The threat of a possible parting of ways was highlighted at a meeting in Virginia at the end of last week of five archbishops from Africa, Asia and Australia. Joined by conservative church activists from around the world, they warned in a statement that a yes vote would "precipitate a dramatic realignment of the church".

In June the diocese of New Hampshire elected an openly gay pastor, the Rev Gene Robinson, as its new bishop. The Episcopalian Church, the name taken by Anglicans in the US, must confirm the election at its annual general convention, which opens on Wednesday in Minneapolis. It must also vote on a motion to allow its pastors to conduct blessings of gay couples.

The Archbishop of Canterbury, Dr Rowan Williams, is the titular head of the worldwide Anglican Communion, which has 79 million members in 38 regional churches around the world. This weekend Dr Williams is in Ghana, where he is likely to face renewed pressure to take a position on the New Hampshire election, an issue on which he has so far remained silent.

Similar debates gripped the Church of England when Canon Jeffrey John - also gay, though celibate, unlike Mr Robinson - was appointed Bishop of Reading. Canon John decided not to take the post after meeting Dr Williams, leading to loud protests from liberal and gay activists at the General Synod in York two weeks ago.

Most observers predict that the convention in Minneapolis will go ahead and confirm Mr Robinson this week. Only then will it be clear whether member churches in the Third World, which have a reputation for a more conservative reading of the scriptures, will carry out their threat to break away.
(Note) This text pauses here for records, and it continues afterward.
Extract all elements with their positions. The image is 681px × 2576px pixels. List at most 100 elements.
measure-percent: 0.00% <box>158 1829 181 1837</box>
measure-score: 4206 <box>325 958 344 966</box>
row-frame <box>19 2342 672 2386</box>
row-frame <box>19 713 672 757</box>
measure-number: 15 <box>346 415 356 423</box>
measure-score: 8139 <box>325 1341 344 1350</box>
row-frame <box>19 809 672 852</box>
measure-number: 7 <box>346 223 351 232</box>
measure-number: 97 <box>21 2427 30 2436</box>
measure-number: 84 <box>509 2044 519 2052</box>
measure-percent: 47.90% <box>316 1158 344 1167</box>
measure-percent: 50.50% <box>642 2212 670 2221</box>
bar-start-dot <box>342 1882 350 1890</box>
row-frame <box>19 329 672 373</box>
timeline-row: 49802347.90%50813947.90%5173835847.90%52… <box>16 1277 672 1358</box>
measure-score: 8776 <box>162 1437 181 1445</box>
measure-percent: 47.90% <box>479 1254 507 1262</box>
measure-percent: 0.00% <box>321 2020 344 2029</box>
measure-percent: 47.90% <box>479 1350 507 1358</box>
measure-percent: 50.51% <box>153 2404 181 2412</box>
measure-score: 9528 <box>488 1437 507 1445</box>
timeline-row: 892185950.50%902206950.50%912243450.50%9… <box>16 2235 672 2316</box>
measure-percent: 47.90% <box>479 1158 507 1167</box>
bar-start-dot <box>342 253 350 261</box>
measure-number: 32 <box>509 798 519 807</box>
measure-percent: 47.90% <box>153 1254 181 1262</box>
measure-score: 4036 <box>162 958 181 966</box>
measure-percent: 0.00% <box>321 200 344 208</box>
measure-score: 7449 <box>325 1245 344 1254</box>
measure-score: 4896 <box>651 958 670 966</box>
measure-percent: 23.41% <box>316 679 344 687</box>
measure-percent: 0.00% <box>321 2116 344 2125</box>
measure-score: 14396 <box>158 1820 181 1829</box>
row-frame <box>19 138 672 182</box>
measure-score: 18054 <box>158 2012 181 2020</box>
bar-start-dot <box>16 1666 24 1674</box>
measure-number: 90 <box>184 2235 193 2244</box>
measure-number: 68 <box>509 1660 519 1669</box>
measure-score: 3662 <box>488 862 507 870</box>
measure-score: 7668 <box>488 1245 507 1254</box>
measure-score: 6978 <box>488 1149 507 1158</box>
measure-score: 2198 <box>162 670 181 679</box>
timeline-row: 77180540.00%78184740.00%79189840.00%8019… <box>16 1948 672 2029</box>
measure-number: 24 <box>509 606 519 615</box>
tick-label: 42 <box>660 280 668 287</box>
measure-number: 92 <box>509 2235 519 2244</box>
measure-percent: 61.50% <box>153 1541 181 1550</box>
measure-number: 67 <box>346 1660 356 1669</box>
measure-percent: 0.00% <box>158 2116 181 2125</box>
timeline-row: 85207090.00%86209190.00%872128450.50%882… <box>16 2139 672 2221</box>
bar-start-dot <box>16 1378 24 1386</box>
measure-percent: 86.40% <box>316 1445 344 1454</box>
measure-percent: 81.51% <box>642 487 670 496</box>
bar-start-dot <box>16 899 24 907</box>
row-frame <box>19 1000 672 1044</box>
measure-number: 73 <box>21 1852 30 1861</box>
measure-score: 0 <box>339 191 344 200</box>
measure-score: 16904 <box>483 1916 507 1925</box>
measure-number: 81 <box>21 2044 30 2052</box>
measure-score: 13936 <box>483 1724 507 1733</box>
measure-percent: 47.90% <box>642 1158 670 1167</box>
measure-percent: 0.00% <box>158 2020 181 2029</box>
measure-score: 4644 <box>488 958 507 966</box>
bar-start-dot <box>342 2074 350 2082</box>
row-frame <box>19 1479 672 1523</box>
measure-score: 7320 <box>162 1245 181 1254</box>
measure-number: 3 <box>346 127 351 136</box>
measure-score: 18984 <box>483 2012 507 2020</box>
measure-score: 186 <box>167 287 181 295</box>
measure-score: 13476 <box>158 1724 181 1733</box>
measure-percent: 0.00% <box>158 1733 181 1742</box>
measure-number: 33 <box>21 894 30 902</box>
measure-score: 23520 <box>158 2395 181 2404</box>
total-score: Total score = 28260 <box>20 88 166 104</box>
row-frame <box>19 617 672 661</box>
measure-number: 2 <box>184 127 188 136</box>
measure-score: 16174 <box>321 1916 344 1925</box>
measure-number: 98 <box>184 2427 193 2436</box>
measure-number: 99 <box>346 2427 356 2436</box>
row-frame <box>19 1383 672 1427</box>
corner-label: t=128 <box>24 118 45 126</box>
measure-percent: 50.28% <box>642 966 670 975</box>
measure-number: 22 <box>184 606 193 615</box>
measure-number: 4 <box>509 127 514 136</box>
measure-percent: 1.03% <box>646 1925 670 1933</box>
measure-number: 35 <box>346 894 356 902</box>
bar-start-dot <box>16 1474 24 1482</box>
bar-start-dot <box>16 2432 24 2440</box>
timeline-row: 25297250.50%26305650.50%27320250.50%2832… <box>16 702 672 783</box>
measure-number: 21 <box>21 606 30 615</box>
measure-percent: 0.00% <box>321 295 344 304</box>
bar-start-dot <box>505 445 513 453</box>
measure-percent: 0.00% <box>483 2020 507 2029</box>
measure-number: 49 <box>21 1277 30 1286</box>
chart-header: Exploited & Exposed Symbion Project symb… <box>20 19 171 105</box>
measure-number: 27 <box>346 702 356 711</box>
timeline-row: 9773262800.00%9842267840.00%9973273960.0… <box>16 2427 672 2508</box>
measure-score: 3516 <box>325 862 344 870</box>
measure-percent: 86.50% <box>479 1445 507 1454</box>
Similar threats in the past, on the issue of allowing women pastors, for example, have come to nothing. But at the Virginia meeting the Archbishop of Nigeria, the Most Rev Peter Akinoal, said: "Let me assure you, this time things are going to be different.

"We have come to what I might describe as a crossroads, and these events are going to determine the future and fate of our communion."

Liberal church members in the US believe the conservatives are using the threat to try to influence the outcome of the Minneapolis conference. "Despite their protests to the contrary, any church-splitting would be their responsibility," said the Rev Michael Hopkins, who heads an alliance of gay Episcopalians.

But the Rev Christopher Seitz, a professor of divinity at the University of St Andrews who attended the Virginia meeting, says the crisis is serious. "The decision to move away from the historic teachings of the church is itself schismatic."

There is no sign, meanwhile, that Mr Robinson is considering following Canon John's example by withdrawing his name. "If there came a point where I felt like that's what God was calling me to do, absolutely, I would do it," he told The New York Times. "But I do not feel that that is what God is calling me to do. On the contrary, I feel that God is calling me to move deliberately forward."